Red Sox: Hanley Ramirez starts off season strong
Hanley Ramirez has begun to prove many of his fiercest critics wrong about his ability to play first base for the Boston Red Sox.
Expectations for Hanley Ramirez could not have been lower going into the 2016 MLB season. Earlier this year, when the Red Sox announced that he would be their starting first baseman, both experts and fans alike responded with a disheartened laugh and a slew of skeptical diatribes against the former Rookie of Year Winner’s chances of being successful at the position.
Ramirez came through the Red Sox farm system as a shortstop, earning a reputation as one of the MLB’s most sought after young talents in the process. After only two MLB appearances in 2005, the Red Sox traded Ramirez to the Florida Marlins for Josh Beckett and Mike Lowell.

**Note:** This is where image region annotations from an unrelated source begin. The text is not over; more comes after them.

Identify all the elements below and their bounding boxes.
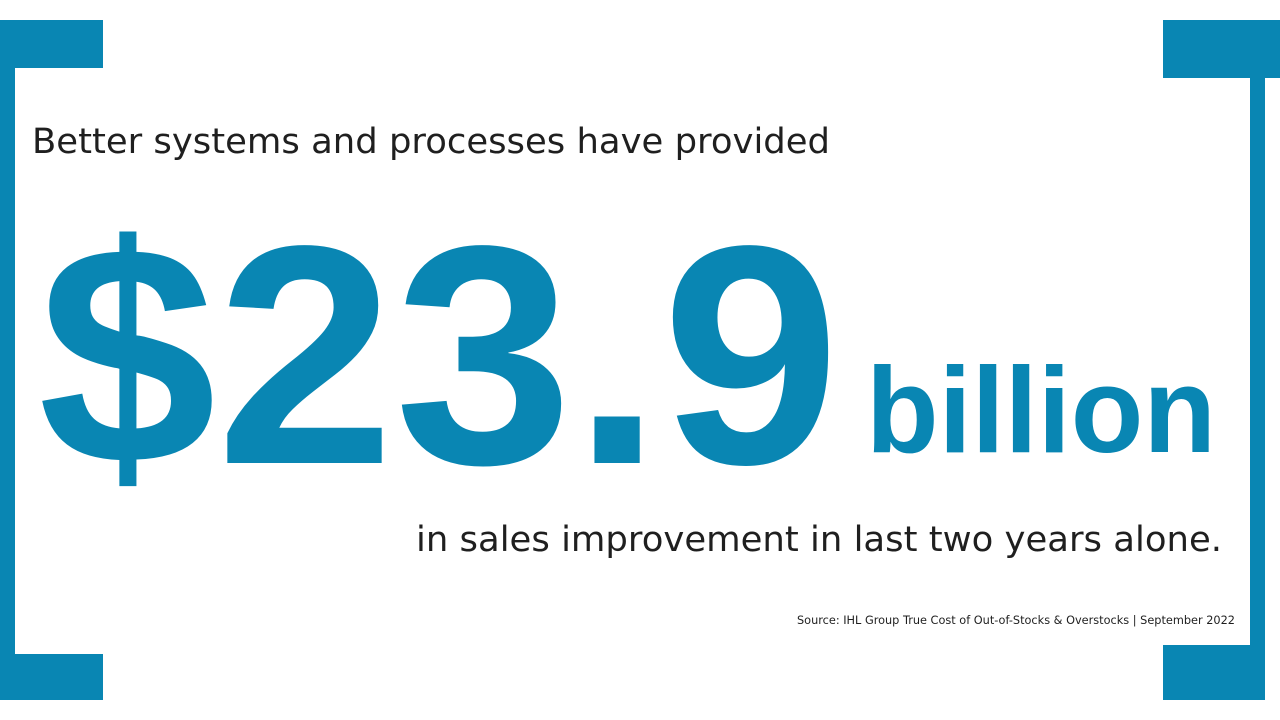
outro-text: in sales improvement in last two years a…: [416, 520, 1222, 560]
source-note: Source: IHL Group True Cost of Out-of-St…: [797, 613, 1235, 627]
bracket-bottom: [0, 654, 103, 700]
bracket-bottom: [1163, 645, 1265, 700]
right-bracket: [1163, 20, 1280, 700]
unit: billion: [866, 342, 1216, 478]
left-bracket: [0, 20, 103, 700]
amount: $23.9: [38, 182, 840, 530]
bracket-side: [0, 20, 15, 700]
bracket-top: [0, 20, 103, 68]
intro-text: Better systems and processes have provid…: [32, 122, 830, 162]
bracket-side: [1250, 20, 1265, 700]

During his time with the Marlins, Ramirez earned three trips to the All-Star game, two Silver Slugger Awards, and the 2009 National League Batting Championship. After the 2011 season, the Marlins acquired Jose Reyes and moved a disgruntled Ramirez to third base. In July of the following year, they traded him to the Los Angeles Dodgers. He suffered from a variety of injuries throughout the 2013 and 2014 seasons and in 2015, after entering free agency, signed a four-year $88 million contract with the Red Sox, who announced that he would be starting in left field, a position that he had never played.
After a less than stellar season in left field last year, the Red Sox announced that he would be moving to first base, yet another area of the field that Ramirez had never been tasked to defend. And as spring training began, the previously mentioned low expectations were put on display with a storm of Vines, GIFs, and videos posted by reporters on Twitter, as Ramirez made his spring training debut at the position.
However, since the regular season began, Hanley Ramirez has been one of the strongest players on the Red Sox, not only at first base, but in the batters box as well.
Eight games into the 2016 season, Ramirez has played seven of them at first-base. He has a perfect fielding percentage, making no errors in fifty-two chances. Thus far, he has been proving everyone who called him a lazy, inconsequential player wrong.
With the Red Sox starting rotation having a shaky start to the season, the team has relied heavily on its offense, of which Ramirez has been a crucial member. Including last night’s win against the Orioles, Ramirez has a batting average of .333, has recorded eleven hits, five RBIs, scored three runs, hit a double, a triple, a home run, and has a stolen base.
Next: Red Sox heading for messy divorce with Sandoval
As the first eight games of the season have shown, the Red Sox have many problems and, as his performance has shown, Hanley Ramirez is not one of them.